今年も年の瀬が近づき、将来への備えを考える方も多い11月です。公的年金というと「老後の生活費」というイメージが強いですが、現役世代の中には、毎月の国民年金保険料負担が重く感じられることも事実です。「自分の納めた保険料は、将来本当に戻ってくるのか?」そう疑問に感じている方もいるでしょう。
本記事では、国民年金制度が担う老齢・障害・遺族の3つの役割を解説するとともに、今年65歳を迎える方が納めた国民年金保険料総額を満額受給で何年で回収できるのかを具体的な計算で試算します。また、昔と今の現役世代の負担感を比較し、国民年金の重要性を改めて確認します。
※試算について、実際の年金受給額は物価や賃金の動きにあわせて毎年見直されるため、あくまで目安として確認ください。
1. 国民年金、「老後の年金」だけではない!国民年金保険3つの役割とは?
今年65歳を迎える方(1960年〈昭和35年〉生まれ)が、65歳から受給開始する国民年金の満額は、月額6万9308円です。
国民年金は、加入義務が発生する20歳から60歳になるまでの40年間(480カ月)にわたり、国民年金保険料を全期間納付した場合にこの満額が支給されます。納付期間に未納や保険料の免除があった場合は、受給額は満額より減額されます。
1.1 国民年金は「想定外のリスク」に対応できるセーフティネット
国民年金は、老後の生活を支える「老齢基礎年金」だけでなく、予期せぬ事態に備える「国の保険」としての役割も担っています。
- 老齢基礎年金
10年以上保険料を納めた方が65歳から受け取る - 障害基礎年金
国民年金加入中に原因となった病気やケガで障害が残ったときのための障害基礎年金(20歳前に発生した障害も対象) - 遺族基礎年金
一家の大黒柱が亡くなったときなど国民年金加入中の方が亡くなったとき、遺族に支給される(原則、18歳未満の子のいる配偶者または18歳未満の子が対象)
特に、障害基礎年金や遺族基礎年金は、国民年金保険料を未納のままにしていると受け取れない場合があります。

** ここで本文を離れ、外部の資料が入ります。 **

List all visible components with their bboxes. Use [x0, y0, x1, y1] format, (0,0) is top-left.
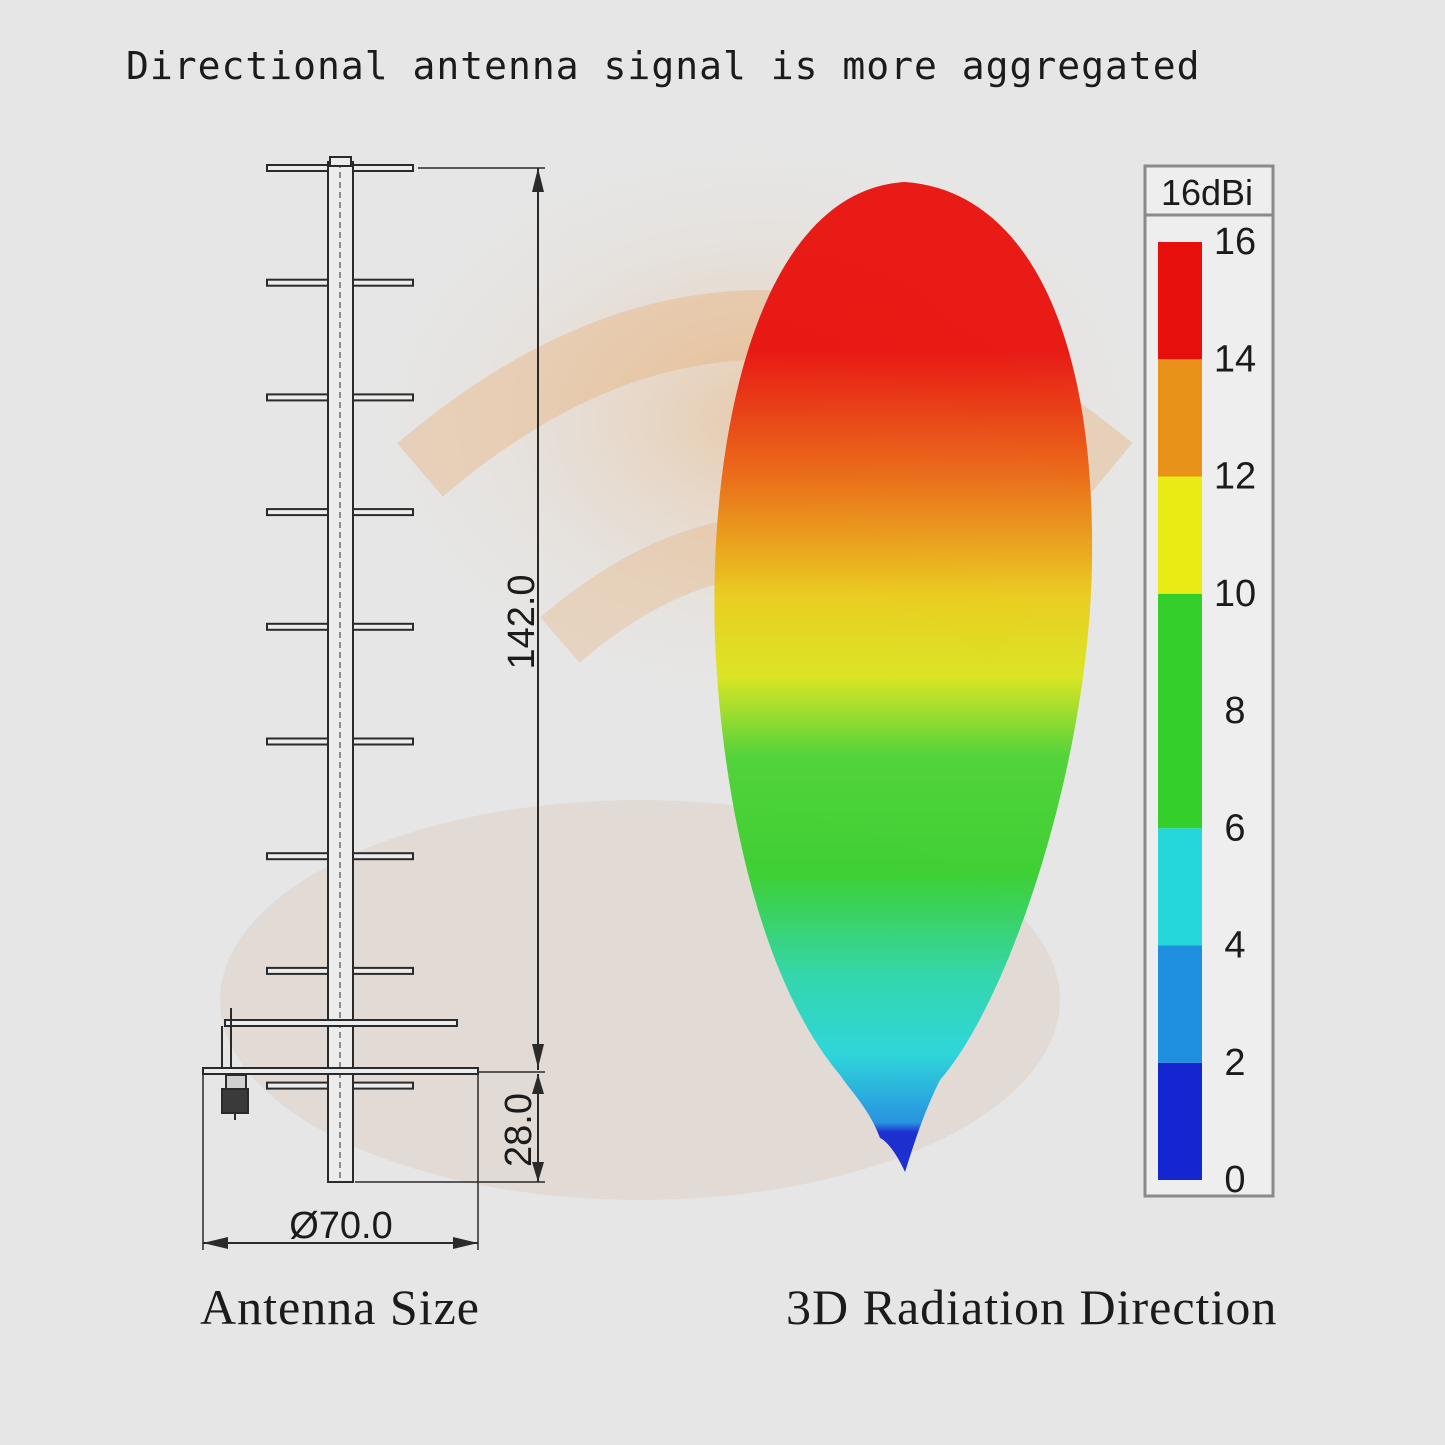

令和7年度の国民年金保険料は月額1万7510円ですが、万が一不測の事態が起こった際に、年間約83万円(令和7年度の障害基礎年金2級および遺族基礎年金の金額)が支給されるセーフティネットを確保するためにも、納付は重要です。
1.2 付加年金で年金額を上乗せできる
さらに、将来受け取る老齢基礎年金を増やすための方法として、定額の保険料(月額400円)を上乗せして納める「付加年金」制度があります。付加年金による年金額は、「200円 × 付加保険料を納めた月数」で計算され、2年以上受け取ると、支払った付加保険料以上の年金が受け取れるしくみです。付加年金は申出月からの開始となります。